Ida Limonova's grandfather Moshe-Aren Sneiderman

My grandfather on my father's side, Moshe-Aren Sneiderman. This photo was made at the Krasnaya svetopis photoshop in Kharkov in the 1900s. My grandfather had this photo taken to give pictures to all his children. My grandfather was born in the town of Mitava in Kurlandia province, Latvia, in the 1850s. It was part of the Russian Empire, and Jews had the right to reside there and do their business: commerce, crafts, and so on. They were different Jews in Kurlandia: they were townspeople, wealthy and well educated. Most Jewish families in other parts within the Pale of Settlement in tsarist Russia grew their own vegetables and kept livestock while Jewish families in Kurlandia were drawn towards a European lifestyle. They spoke the so-called Kurlandia Yiddish, which was their own dialect. My grandfather was a tinsmith, and also sold food products. My grandfather was a big man with a gray beard. He always wore a yarmulka. Unfortunately, I don't know anything about his life in Kurlandia except that his family was wealthy and respectable. At the beginning of the 20th century my grandparents and their family moved to Kharkov. I don't know why they decided to move.
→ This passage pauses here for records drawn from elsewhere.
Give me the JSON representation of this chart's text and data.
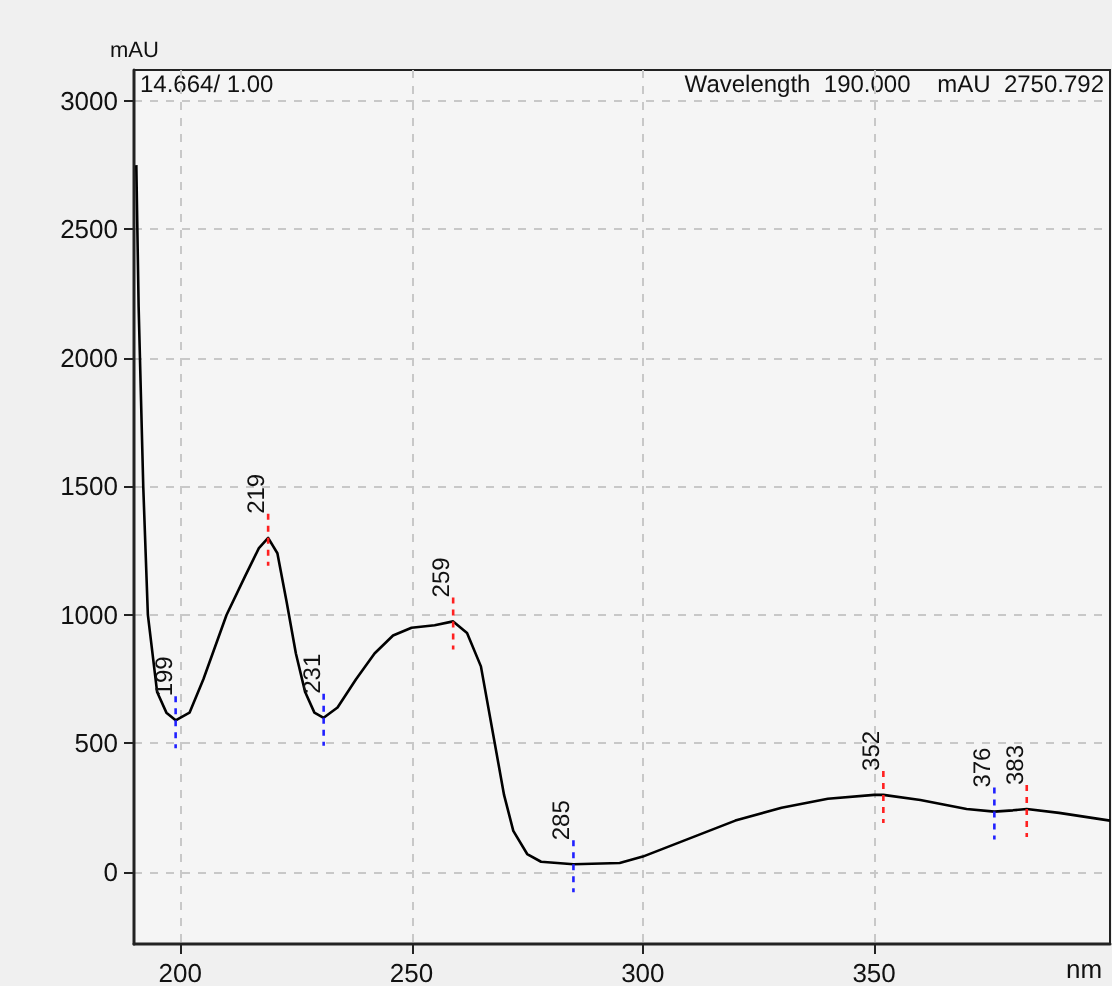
{
  "chart_data": {
    "type": "line",
    "xlabel": "nm",
    "ylabel": "mAU",
    "x": [
      190.5,
      191,
      192,
      193,
      195,
      197,
      199,
      202,
      205,
      210,
      214,
      217,
      219,
      221,
      223,
      225,
      227,
      229,
      231,
      234,
      238,
      242,
      246,
      250,
      255,
      259,
      262,
      265,
      268,
      270,
      272,
      275,
      278,
      285,
      295,
      300,
      310,
      320,
      330,
      340,
      350,
      352,
      360,
      370,
      376,
      380,
      383,
      390,
      401
    ],
    "series": [
      {
        "color": "#000000",
        "values": [
          2750,
          2200,
          1500,
          1000,
          700,
          620,
          590,
          620,
          750,
          1000,
          1150,
          1260,
          1300,
          1240,
          1050,
          850,
          700,
          620,
          600,
          640,
          750,
          850,
          920,
          950,
          960,
          975,
          930,
          800,
          500,
          300,
          160,
          70,
          40,
          30,
          35,
          60,
          130,
          200,
          250,
          285,
          300,
          300,
          280,
          245,
          235,
          240,
          245,
          230,
          200
        ]
      }
    ],
    "xlim": [
      190,
      401
    ],
    "ylim": [
      -280,
      3120
    ],
    "xticks": [
      200,
      250,
      300,
      350
    ],
    "yticks": [
      0,
      500,
      1000,
      1500,
      2000,
      2500,
      3000
    ],
    "grid": true,
    "marker": "none",
    "line_style": "solid",
    "annotations": [
      "14.664/ 1.00",
      "Wavelength  190.000    mAU  2750.792",
      {
        "text": "199",
        "x": 199,
        "y": 590
      },
      {
        "text": "219",
        "x": 219,
        "y": 1300
      },
      {
        "text": "231",
        "x": 231,
        "y": 600
      },
      {
        "text": "259",
        "x": 259,
        "y": 975
      },
      {
        "text": "285",
        "x": 285,
        "y": 30
      },
      {
        "text": "352",
        "x": 352,
        "y": 300
      },
      {
        "text": "376",
        "x": 376,
        "y": 235
      },
      {
        "text": "383",
        "x": 383,
        "y": 245
      }
    ]
  }
}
We had a pre-revolutionary picture of my grandmother. Her attire shows that hers was a wealthy family. She had a beautiful blouse, a chain watch and a beautiful hairdo. It was a custom among Jewish women to wear wigs at that time, so I guess, it was a wig. My grandmother always wore a long skirt and a blouse. She was a reserved and calm woman. My grandparents were religious. They always fasted on Yom Kippur, celebrated Rosh Hashanah, Sukkot, Chanukkah, Purim and Pesach. I sometimes visited them on the eve of Sabbath. On Friday evening my grandmother lit candles and said a prayer. They followed the kashrut. She even had a special cloth for washing kitchen utensils for meat and dairy products. My grandfather was confined to bed from the early 1920s, and my father looked after him. He died in 1926, my grandmother died six years later.